What it argues
How the Internet Happened covers the commercial history of the internet from the release of Mosaic in 1993 to the launch of the iPhone in 2007 — the window in which the web went from academic experiment to the defining infrastructure of modern life. Brian McCullough, who also hosts the Techmeme Ride Home podcast, writes from the perspective of a journalist who was paying attention during this period, and the book benefits from contemporaneous texture as well as retrospective analysis.

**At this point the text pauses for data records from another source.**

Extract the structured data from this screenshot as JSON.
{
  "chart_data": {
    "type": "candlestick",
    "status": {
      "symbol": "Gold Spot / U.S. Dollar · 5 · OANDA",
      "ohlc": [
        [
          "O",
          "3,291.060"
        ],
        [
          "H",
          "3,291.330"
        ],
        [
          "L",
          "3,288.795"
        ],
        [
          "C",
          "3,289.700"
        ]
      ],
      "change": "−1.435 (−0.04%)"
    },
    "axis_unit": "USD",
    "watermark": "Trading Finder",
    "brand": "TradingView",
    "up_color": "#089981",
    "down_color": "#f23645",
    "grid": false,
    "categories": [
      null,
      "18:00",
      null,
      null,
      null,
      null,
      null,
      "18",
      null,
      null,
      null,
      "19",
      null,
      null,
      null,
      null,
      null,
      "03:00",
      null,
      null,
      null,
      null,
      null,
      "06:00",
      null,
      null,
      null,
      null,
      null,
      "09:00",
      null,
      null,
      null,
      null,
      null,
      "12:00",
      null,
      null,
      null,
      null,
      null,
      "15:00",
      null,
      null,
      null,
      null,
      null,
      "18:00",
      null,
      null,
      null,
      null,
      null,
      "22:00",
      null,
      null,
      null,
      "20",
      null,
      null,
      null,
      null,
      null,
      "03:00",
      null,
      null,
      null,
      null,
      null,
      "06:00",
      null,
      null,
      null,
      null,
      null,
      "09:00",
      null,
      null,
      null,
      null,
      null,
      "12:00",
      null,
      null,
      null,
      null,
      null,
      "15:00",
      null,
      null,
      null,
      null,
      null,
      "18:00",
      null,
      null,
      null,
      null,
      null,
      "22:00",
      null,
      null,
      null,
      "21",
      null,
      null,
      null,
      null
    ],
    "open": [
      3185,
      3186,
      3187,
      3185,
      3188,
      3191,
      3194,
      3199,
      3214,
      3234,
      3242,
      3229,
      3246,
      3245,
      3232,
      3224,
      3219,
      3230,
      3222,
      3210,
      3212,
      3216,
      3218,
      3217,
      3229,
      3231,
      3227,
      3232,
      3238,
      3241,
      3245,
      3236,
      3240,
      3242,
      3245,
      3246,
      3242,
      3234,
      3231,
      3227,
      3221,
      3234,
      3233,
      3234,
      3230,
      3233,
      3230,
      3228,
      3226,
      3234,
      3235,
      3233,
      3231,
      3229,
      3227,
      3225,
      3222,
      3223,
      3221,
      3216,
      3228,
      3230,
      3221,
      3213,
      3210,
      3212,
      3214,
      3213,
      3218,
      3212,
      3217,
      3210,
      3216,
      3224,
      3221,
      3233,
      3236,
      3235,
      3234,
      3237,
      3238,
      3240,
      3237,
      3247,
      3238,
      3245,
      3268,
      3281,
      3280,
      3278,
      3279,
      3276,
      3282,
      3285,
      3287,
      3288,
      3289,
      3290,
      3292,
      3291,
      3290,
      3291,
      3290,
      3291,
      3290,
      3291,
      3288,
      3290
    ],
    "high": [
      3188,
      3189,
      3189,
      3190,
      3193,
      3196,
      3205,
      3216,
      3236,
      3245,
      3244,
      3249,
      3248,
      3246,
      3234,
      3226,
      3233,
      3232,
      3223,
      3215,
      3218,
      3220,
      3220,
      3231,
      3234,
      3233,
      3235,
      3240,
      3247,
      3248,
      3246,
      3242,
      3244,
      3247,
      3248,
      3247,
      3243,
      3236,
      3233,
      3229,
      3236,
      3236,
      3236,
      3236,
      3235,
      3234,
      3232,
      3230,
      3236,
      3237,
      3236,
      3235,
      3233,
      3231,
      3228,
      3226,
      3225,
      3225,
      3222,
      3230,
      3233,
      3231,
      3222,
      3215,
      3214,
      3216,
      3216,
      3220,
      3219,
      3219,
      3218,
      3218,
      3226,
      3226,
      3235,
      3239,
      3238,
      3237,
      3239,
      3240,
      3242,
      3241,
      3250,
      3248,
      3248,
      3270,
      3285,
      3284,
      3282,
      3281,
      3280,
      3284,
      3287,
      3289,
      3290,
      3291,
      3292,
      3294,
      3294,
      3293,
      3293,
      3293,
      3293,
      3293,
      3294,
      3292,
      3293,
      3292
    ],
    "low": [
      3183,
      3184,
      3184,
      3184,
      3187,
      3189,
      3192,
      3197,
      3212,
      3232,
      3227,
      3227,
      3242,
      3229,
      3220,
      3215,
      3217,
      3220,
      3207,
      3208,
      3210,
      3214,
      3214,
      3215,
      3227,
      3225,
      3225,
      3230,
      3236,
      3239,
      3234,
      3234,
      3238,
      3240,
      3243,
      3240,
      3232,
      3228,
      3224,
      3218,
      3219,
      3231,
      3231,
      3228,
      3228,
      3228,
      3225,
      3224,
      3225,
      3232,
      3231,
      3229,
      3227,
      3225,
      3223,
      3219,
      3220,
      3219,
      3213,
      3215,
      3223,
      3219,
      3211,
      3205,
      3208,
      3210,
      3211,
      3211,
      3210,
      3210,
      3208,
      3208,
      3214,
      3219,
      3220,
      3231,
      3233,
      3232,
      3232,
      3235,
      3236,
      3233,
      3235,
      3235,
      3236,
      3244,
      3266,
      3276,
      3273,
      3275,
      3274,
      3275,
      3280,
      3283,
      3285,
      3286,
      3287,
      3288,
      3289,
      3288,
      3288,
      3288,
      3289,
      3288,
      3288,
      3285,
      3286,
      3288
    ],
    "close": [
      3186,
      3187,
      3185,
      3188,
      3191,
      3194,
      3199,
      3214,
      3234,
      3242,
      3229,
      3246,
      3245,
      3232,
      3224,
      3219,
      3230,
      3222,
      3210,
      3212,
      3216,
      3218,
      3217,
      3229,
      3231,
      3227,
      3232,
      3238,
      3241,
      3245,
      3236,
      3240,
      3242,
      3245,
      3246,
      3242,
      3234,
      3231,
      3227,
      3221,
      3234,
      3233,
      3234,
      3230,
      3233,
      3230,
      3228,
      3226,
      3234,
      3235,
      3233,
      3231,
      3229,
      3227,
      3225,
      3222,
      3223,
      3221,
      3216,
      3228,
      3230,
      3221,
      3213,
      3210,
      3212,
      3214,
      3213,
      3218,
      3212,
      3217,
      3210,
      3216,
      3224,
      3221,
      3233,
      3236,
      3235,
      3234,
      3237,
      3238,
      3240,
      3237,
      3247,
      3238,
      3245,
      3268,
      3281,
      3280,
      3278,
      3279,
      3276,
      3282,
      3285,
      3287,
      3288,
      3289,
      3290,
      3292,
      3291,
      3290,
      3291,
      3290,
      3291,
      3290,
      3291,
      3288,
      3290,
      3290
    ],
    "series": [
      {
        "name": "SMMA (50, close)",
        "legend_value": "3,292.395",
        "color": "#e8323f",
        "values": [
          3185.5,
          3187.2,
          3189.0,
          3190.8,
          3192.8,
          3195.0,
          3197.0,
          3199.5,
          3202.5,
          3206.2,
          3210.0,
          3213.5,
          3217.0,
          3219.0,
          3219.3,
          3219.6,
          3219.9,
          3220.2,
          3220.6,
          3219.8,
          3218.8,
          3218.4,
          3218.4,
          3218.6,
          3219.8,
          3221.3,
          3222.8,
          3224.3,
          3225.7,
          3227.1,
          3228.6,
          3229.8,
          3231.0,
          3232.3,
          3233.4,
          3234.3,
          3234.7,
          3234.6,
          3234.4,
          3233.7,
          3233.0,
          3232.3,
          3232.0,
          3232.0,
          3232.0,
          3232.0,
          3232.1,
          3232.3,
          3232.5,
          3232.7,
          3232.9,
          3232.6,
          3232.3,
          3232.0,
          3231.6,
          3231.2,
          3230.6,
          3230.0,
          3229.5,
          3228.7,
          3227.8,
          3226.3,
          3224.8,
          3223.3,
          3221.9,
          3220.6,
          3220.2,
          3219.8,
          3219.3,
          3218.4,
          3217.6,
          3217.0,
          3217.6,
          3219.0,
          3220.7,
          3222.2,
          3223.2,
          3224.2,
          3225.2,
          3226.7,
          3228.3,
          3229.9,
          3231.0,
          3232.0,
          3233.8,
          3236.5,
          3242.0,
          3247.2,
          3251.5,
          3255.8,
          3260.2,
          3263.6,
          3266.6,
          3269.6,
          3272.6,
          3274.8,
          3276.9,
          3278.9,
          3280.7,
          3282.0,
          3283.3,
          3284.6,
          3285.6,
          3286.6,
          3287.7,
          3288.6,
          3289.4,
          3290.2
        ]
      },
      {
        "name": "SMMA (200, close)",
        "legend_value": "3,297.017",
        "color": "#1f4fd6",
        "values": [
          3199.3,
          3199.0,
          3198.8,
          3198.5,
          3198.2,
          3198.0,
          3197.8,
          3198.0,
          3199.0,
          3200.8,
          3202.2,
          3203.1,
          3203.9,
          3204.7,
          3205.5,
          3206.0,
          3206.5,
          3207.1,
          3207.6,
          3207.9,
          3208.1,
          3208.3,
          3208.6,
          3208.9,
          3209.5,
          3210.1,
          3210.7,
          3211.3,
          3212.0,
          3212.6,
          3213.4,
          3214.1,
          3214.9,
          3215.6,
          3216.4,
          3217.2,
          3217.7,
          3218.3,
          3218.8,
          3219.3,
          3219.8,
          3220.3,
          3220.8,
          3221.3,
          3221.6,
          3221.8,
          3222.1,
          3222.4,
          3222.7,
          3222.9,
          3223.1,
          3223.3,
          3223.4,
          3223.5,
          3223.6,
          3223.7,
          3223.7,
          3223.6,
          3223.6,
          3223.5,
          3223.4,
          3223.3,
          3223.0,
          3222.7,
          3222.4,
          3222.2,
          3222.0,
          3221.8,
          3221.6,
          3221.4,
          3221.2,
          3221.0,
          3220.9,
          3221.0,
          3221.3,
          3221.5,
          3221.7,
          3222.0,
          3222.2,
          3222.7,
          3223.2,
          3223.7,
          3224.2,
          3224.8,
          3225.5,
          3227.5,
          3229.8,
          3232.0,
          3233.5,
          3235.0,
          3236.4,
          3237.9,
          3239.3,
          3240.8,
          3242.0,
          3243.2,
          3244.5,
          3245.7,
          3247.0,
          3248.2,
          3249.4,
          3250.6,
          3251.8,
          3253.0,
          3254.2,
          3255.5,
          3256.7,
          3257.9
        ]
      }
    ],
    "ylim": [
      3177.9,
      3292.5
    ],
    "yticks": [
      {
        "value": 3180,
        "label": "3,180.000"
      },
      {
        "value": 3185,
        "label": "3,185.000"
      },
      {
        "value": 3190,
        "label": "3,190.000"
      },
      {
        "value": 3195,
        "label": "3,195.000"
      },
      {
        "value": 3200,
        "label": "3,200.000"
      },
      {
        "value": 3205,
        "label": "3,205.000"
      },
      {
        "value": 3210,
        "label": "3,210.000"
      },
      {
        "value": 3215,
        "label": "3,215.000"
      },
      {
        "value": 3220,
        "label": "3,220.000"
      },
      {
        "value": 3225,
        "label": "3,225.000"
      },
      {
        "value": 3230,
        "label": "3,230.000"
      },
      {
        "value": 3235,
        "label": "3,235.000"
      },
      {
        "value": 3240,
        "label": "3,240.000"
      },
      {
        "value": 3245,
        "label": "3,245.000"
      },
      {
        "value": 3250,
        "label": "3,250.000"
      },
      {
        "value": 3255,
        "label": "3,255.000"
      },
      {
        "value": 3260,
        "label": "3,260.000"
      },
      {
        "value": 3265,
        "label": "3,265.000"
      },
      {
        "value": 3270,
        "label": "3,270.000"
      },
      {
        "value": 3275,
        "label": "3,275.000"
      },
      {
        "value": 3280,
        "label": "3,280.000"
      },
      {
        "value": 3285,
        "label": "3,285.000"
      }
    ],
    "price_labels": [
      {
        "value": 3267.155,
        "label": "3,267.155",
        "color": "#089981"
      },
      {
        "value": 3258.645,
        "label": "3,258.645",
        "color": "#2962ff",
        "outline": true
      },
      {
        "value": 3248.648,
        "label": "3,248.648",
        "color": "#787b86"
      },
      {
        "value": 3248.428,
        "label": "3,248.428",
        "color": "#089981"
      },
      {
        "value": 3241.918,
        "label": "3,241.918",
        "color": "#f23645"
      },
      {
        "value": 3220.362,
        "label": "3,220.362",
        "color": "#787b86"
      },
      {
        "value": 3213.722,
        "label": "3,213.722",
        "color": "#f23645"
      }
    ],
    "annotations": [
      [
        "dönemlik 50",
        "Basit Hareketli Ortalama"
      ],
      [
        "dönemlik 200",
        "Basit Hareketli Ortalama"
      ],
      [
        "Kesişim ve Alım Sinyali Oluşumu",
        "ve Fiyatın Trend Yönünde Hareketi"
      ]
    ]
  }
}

The narrative moves chronologically through the major episodes: the browser wars between Netscape and Microsoft, the dot-com boom and its extraordinary valuations, the implosion of 2000 to 2001, and the second wave of companies — Google, Amazon, Apple, Facebook, YouTube — that emerged from the wreckage and came to dominate the era that followed. McCullough is particularly good on the first wave, capturing the genuine excitement and genuine delusion that coexisted in equal measure during the late 1990s.
What it gets right
- 1.
The commercial internet was shaped by a handful of specific product decisions — most notably Mosaic and Netscape — that brought the web to non-technical users and created the consumer internet we know.
- 2.
The dot-com bubble was not simply irrational exuberance. Many participants understood the fundamentals were stretched but believed they could exit before the crash. Some were right; most were not.
- 3.
AOL's dominance in the late 1990s looked like a permanent moat but was actually a symptom of a transition period. As broadband replaced dial-up, the moat evaporated almost completely.
What it covers
Who wrote it
Brian McCullough is an American technology journalist, podcast host, and author based in New York. He hosts the Techmeme Ride Home, a daily technology news podcast, and previously ran the Internet History Podcast, which was the primary research vehicle for this book. How the Internet Happened draws on hundreds of interviews and contemporaneous coverage from the era it documents. McCullough has covered technology as a journalist and commentator for over two decades.